Shannon’s death was the first in a series of tragedies with party buses, which have expanded to 4,000 vehicles in B.C. Danielle said her own research showed companies advertising open bars on board.

“We’re happy with it,” said Danielle of the new rules.

“We’re still going to be watching it carefully to see what happens. If I see something that’s concerning me, I’ll be right back in touch with the minister.”

One of the requirements is for party bus operators to acknowledge that serving alchohol will not be part of their business.

That could make it easier for bus operators to be fined. “It remains to be seen if that’s going to change or not.

“Basically their whole business operates around facilitating the minors who use them to get hammered, for lack of a better term,” Danielle said.

Still, she was happy with the announcement. “This is very meaningful for us. This is what we’ve been fighting for.”

The measures are part of what they’ve been seeking for seven years.

However, the steps don’t go as far as California, which requires another adult to supervise the partying section of the vehicle if there are minors on board. The State of Washington is considering same.
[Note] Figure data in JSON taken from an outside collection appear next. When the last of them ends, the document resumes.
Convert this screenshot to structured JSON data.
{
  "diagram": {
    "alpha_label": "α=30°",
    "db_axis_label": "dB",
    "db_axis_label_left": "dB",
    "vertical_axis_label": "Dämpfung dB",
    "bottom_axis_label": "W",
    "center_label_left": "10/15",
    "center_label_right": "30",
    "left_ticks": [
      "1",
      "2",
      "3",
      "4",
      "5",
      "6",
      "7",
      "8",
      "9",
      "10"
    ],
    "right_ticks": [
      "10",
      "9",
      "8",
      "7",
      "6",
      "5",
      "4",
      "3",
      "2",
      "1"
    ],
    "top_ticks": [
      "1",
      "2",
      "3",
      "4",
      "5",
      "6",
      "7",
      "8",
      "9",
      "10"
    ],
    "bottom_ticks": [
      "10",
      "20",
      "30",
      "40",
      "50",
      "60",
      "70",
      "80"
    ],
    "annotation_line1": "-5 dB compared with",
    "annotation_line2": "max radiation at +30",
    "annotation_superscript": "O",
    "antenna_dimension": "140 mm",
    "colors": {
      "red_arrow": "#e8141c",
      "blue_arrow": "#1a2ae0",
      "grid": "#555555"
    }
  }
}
She likes the idea of putting party buses in the same category as limousines or taxis which will put them under more scrutiny.
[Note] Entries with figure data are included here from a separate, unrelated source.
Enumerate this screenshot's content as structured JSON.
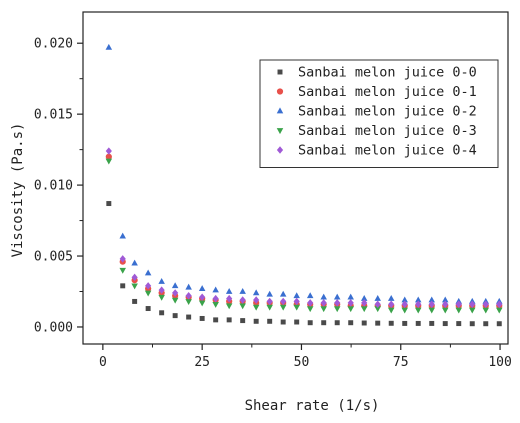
{
  "chart_data": {
    "type": "scatter",
    "title": "",
    "xlabel": "Shear rate (1/s)",
    "ylabel": "Viscosity (Pa.s)",
    "xlim": [
      -5,
      102
    ],
    "ylim": [
      -0.0012,
      0.0222
    ],
    "x_ticks": [
      "0",
      "25",
      "50",
      "75",
      "100"
    ],
    "y_ticks": [
      "0.000",
      "0.005",
      "0.010",
      "0.015",
      "0.020"
    ],
    "grid": false,
    "legend_position": "top-right",
    "x": [
      1.5,
      5,
      8,
      11.4,
      14.8,
      18.2,
      21.6,
      25,
      28.4,
      31.8,
      35.2,
      38.6,
      42,
      45.4,
      48.8,
      52.2,
      55.6,
      59,
      62.4,
      65.8,
      69.2,
      72.6,
      76,
      79.4,
      82.8,
      86.2,
      89.6,
      93,
      96.4,
      99.8
    ],
    "series": [
      {
        "name": "Sanbai melon juice 0-0",
        "marker": "square",
        "color": "#4a4a4a",
        "values": [
          0.0087,
          0.0029,
          0.0018,
          0.0013,
          0.001,
          0.0008,
          0.0007,
          0.0006,
          0.0005,
          0.0005,
          0.00045,
          0.0004,
          0.0004,
          0.00035,
          0.00035,
          0.0003,
          0.0003,
          0.0003,
          0.0003,
          0.00028,
          0.00027,
          0.00026,
          0.00025,
          0.00025,
          0.00025,
          0.00024,
          0.00024,
          0.00023,
          0.00023,
          0.00023
        ]
      },
      {
        "name": "Sanbai melon juice 0-1",
        "marker": "circle",
        "color": "#e8504a",
        "values": [
          0.012,
          0.0046,
          0.0033,
          0.0027,
          0.0024,
          0.0022,
          0.0021,
          0.002,
          0.0019,
          0.0018,
          0.0018,
          0.0017,
          0.0017,
          0.0017,
          0.0016,
          0.0016,
          0.0016,
          0.0016,
          0.0015,
          0.0015,
          0.0015,
          0.0015,
          0.0015,
          0.0015,
          0.0015,
          0.0015,
          0.0015,
          0.0015,
          0.0015,
          0.0015
        ]
      },
      {
        "name": "Sanbai melon juice 0-2",
        "marker": "triangle-up",
        "color": "#3a6fd0",
        "values": [
          0.0197,
          0.0064,
          0.0045,
          0.0038,
          0.0032,
          0.0029,
          0.0028,
          0.0027,
          0.0026,
          0.0025,
          0.0025,
          0.0024,
          0.0023,
          0.0023,
          0.0022,
          0.0022,
          0.0021,
          0.0021,
          0.0021,
          0.002,
          0.002,
          0.002,
          0.0019,
          0.0019,
          0.0019,
          0.0019,
          0.0018,
          0.0018,
          0.0018,
          0.0018
        ]
      },
      {
        "name": "Sanbai melon juice 0-3",
        "marker": "triangle-down",
        "color": "#3aa34a",
        "values": [
          0.0117,
          0.004,
          0.0029,
          0.0024,
          0.0021,
          0.0019,
          0.0018,
          0.0017,
          0.0016,
          0.0015,
          0.0015,
          0.0014,
          0.0014,
          0.0014,
          0.0014,
          0.0013,
          0.0013,
          0.0013,
          0.0013,
          0.0013,
          0.0013,
          0.0012,
          0.0012,
          0.0012,
          0.0012,
          0.0012,
          0.0012,
          0.0012,
          0.0012,
          0.0012
        ]
      },
      {
        "name": "Sanbai melon juice 0-4",
        "marker": "diamond",
        "color": "#a05ad6",
        "values": [
          0.0124,
          0.0048,
          0.0035,
          0.0029,
          0.0026,
          0.0024,
          0.0022,
          0.0021,
          0.002,
          0.002,
          0.0019,
          0.0019,
          0.0018,
          0.0018,
          0.0018,
          0.0017,
          0.0017,
          0.0017,
          0.0017,
          0.0017,
          0.0016,
          0.0016,
          0.0016,
          0.0016,
          0.0016,
          0.0016,
          0.0016,
          0.0016,
          0.0016,
          0.0016
        ]
      }
    ]
  }
}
Maple Ridge-Pitt Meadows MLA Doug Bing said the same thing earlier.

Requiring special permits and licence plates will make it easier for police to enforce the rules.

Bing noted that drinking in vehicles is completely illegal in B.C. anyways, whether it’s adults or kids.

“That’s the kind of thing we’re trying to stop.”

“Certainly, we’re quite pleased with these steps and moving forward,” said Julie.

In February 2013, 16-year-old Ernest Azoadam died on a party bus in Surrey. In November of that year, a 17-year-old girl from Abbotsford was dumped at a truck stop an assaulted after a trip on a party bus.

NDP transportation critic George Heyman echoed the Raymonds’ suggestion to consider requiring chaperones on party buses to make sure under-age drinking or drug use don’t occur. That’s part of pending legislation in Washington state, where party buses are allowed to serve alcohol to those old enough to drink.

Heyman said the government should also require safe drop-off locations for the buses, which now drop off passengers at bars and then pick them up later to go to another bar.

“One of the roles of the chaperones would be to ensure that no drinking takes place on party buses, period,” he said.